VA Greater Los Angeles Healthcare System, Los Angeles, CA, USA.
National Clinician Scholars Program, University of California Los Angeles (UCLA), Los Angeles, CA, USA.
J Gen Intern Med. 2021 Dec;36(12):3711-3718. doi: 10.1007/s11606-021-06784-8. Epub 2021 Apr 14.
Low-value care, or patient care that offers no net benefit in specific clinical scenarios, is costly and often associated with patient harm. The US Preventive Services Task Force (USPSTF) Grade D recommendations represent one of the most scientifically sound and frequently delivered groups of low-value services, but a more contemporary measurement of the utilization and spending for Grade D services beyond the small number of previously studied measures is needed.
To estimate utilization and costs of seven USPSTF Grade D services among US Medicare beneficiaries.
We conducted a cross-sectional study of data from the National Ambulatory Medical Care Survey (NAMCS) from 2007 to 2016 to identify instances of Grade D services.
SETTING/PARTICIPANTS: NAMCS is a nationally representative survey of US ambulatory visits at non-federal and non-hospital-based offices that uses a multistage probability sampling design. We included all visits by Medicare enrollees, which included traditional fee-for-service, Medicare Advantage, supplemental coverage, and dual-eligible Medicare-Medicaid enrollees.
We measured annual utilization of seven Grade D services among adult Medicare patients, using inclusion and exclusion criteria from prior studies and the USPSTF recommendations.

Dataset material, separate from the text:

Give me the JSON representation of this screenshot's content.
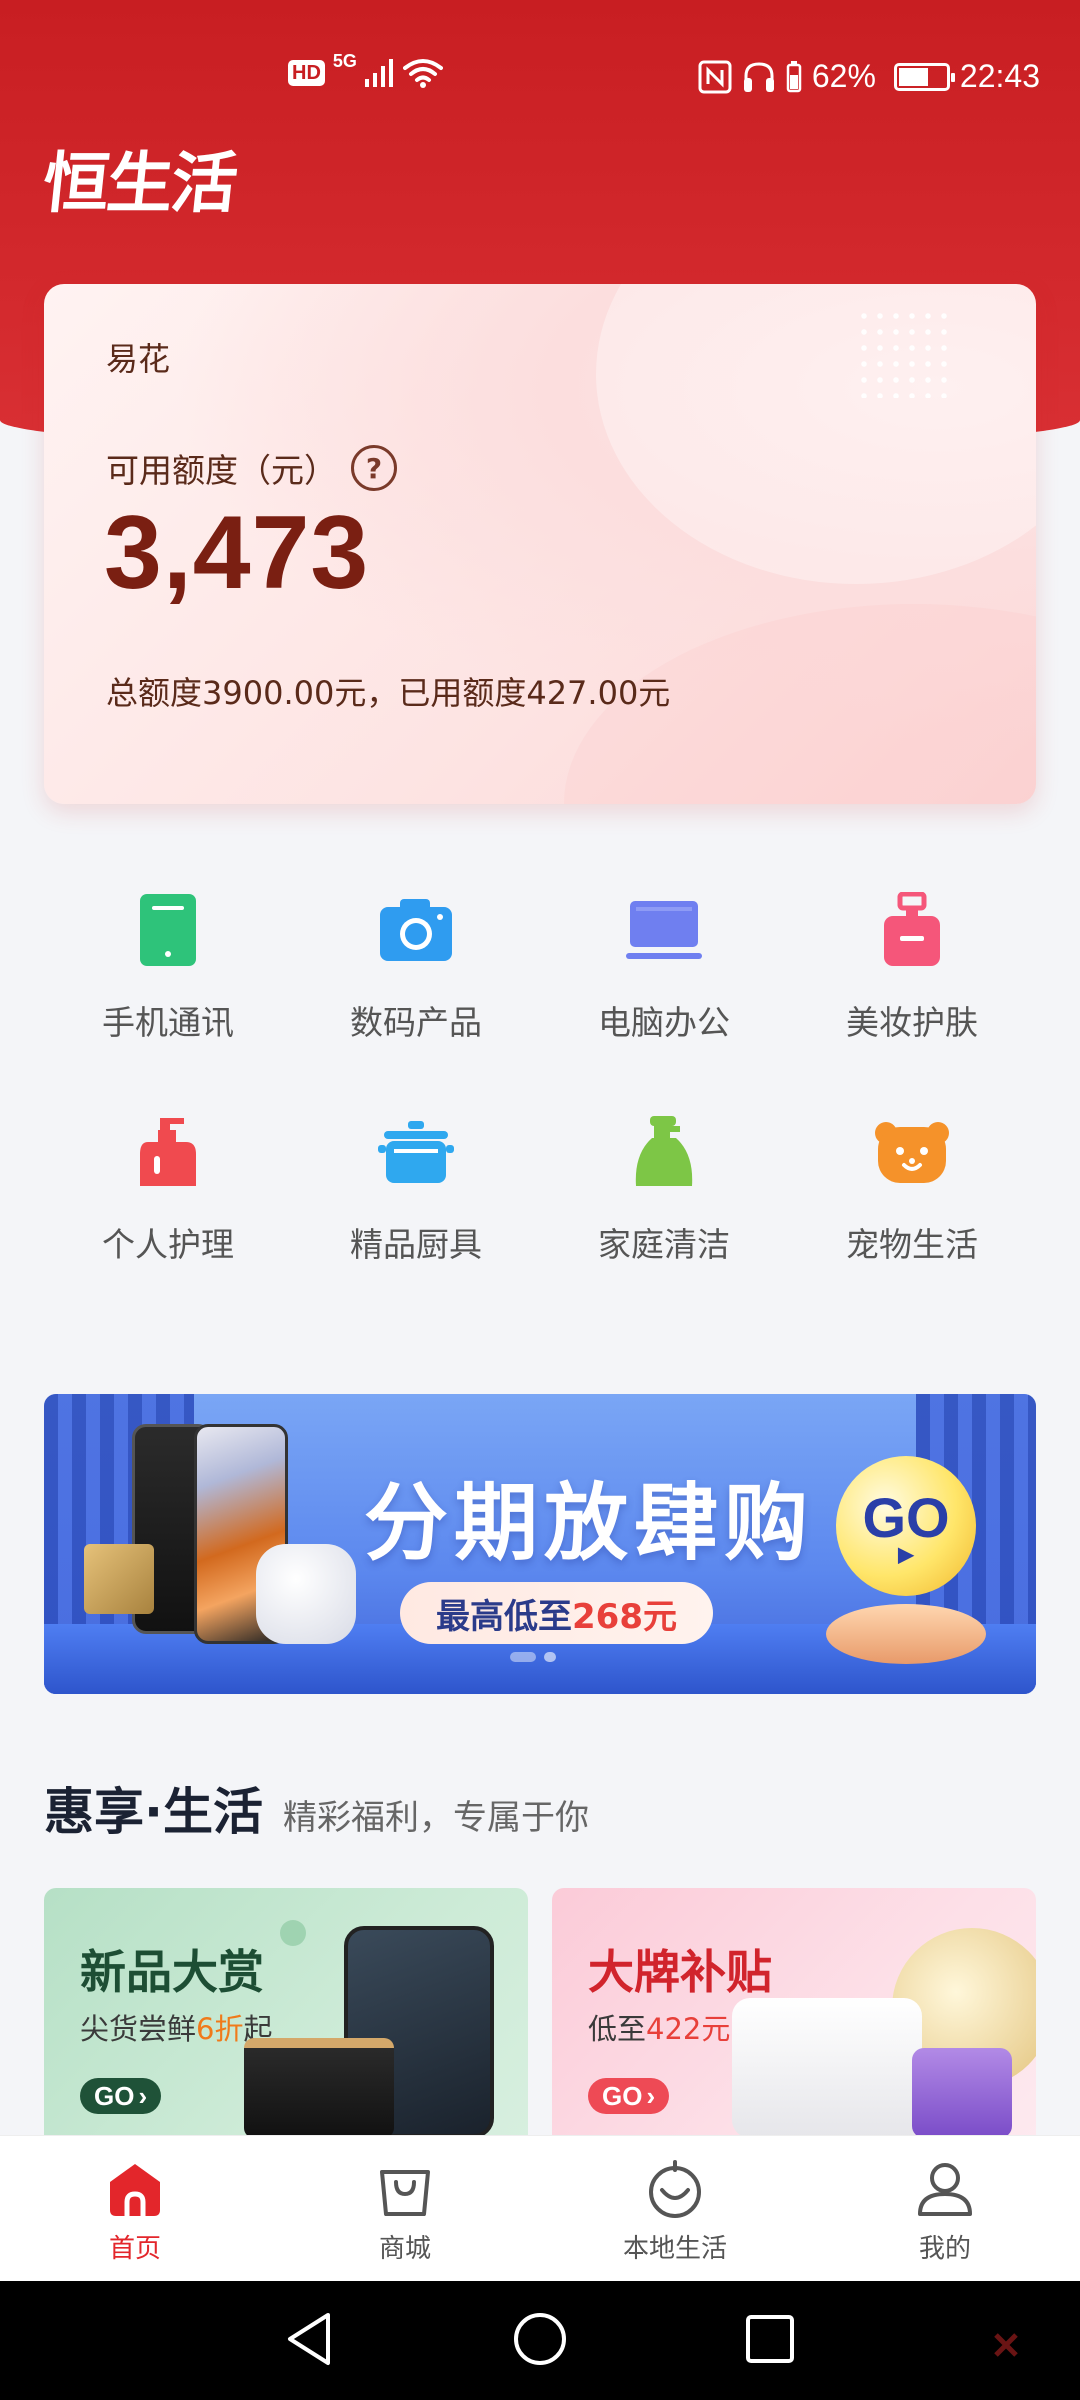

We calculated annual costs by multiplying annual utilization counts by mean per-unit costs of services using publicly available sources.
During the study period, we identified 95,121 unweighted Medicare patient visits, representing approximately 2.4 billion visits. Each year, these seven Grade D services were utilized 31.1 million times for Medicare beneficiaries and cost $477,891,886. Three services-screening for asymptomatic bacteriuria, vitamin D supplements for fracture prevention, and colorectal cancer screening for adults over 85 years-comprised $322,382,772, or two-thirds of the annual costs of the Grade D services measured in this study.
US Medicare beneficiaries frequently received a group of rigorously defined and costly low-value preventive services. Spending on low-value preventive care concentrated among a small subset of measures, representing important opportunities to safely lower US health care spending while improving the quality of care.
低价值医疗,即在特定临床情况下无法提供净收益的患者医疗,既耗费成本,又常导致患者受害。美国预防服务工作组(USPSTF)的 D 级推荐是最科学合理且最常实施的低价值服务之一,但需要对除之前研究的少数措施之外的 D 级服务的利用率和支出进行更具当代性的衡量。
估算美国 Medicare 受益人群中七种 USPSTF D 级服务的利用率和成本。
我们对 2007 年至 2016 年全国门诊医疗调查(NAMCS)的数据进行了横断面研究,以确定 D 级服务的实例。
设置/参与者:NAMCS 是一项针对非联邦和非医院基础办公场所的美国门诊就诊的全国代表性调查,采用多阶段概率抽样设计。我们纳入了 Medicare 参保者的所有就诊,包括传统的按服务收费、医疗保险优势计划、补充保险和双重资格的 Medicare-Medicaid 参保者。
我们使用先前研究和 USPSTF 建议的纳入和排除标准,衡量成年 Medicare 患者中七种 D 级服务的年度利用率。我们通过将每年的利用次数乘以公共来源提供的服务单位平均成本来计算每年的成本。
在研究期间,我们确定了 95121 个未经加权的 Medicare 患者就诊,代表了约 24 亿次就诊。每年,这七种 D 级服务被 Medicare 受益人群利用了 3110 万次,花费 477891886 美元。三项服务-无症状菌尿筛查、维生素 D 补充剂预防骨折和 85 岁以上成年人的结直肠癌筛查-占 322382772 美元,或本研究中衡量的 D 级服务年度成本的三分之二。
美国 Medicare 受益人群经常接受一组严格定义且成本高昂的低价值预防服务。低价值预防保健支出集中在少数措施上,这为安全降低美国医疗保健支出同时提高医疗质量提供了重要机会。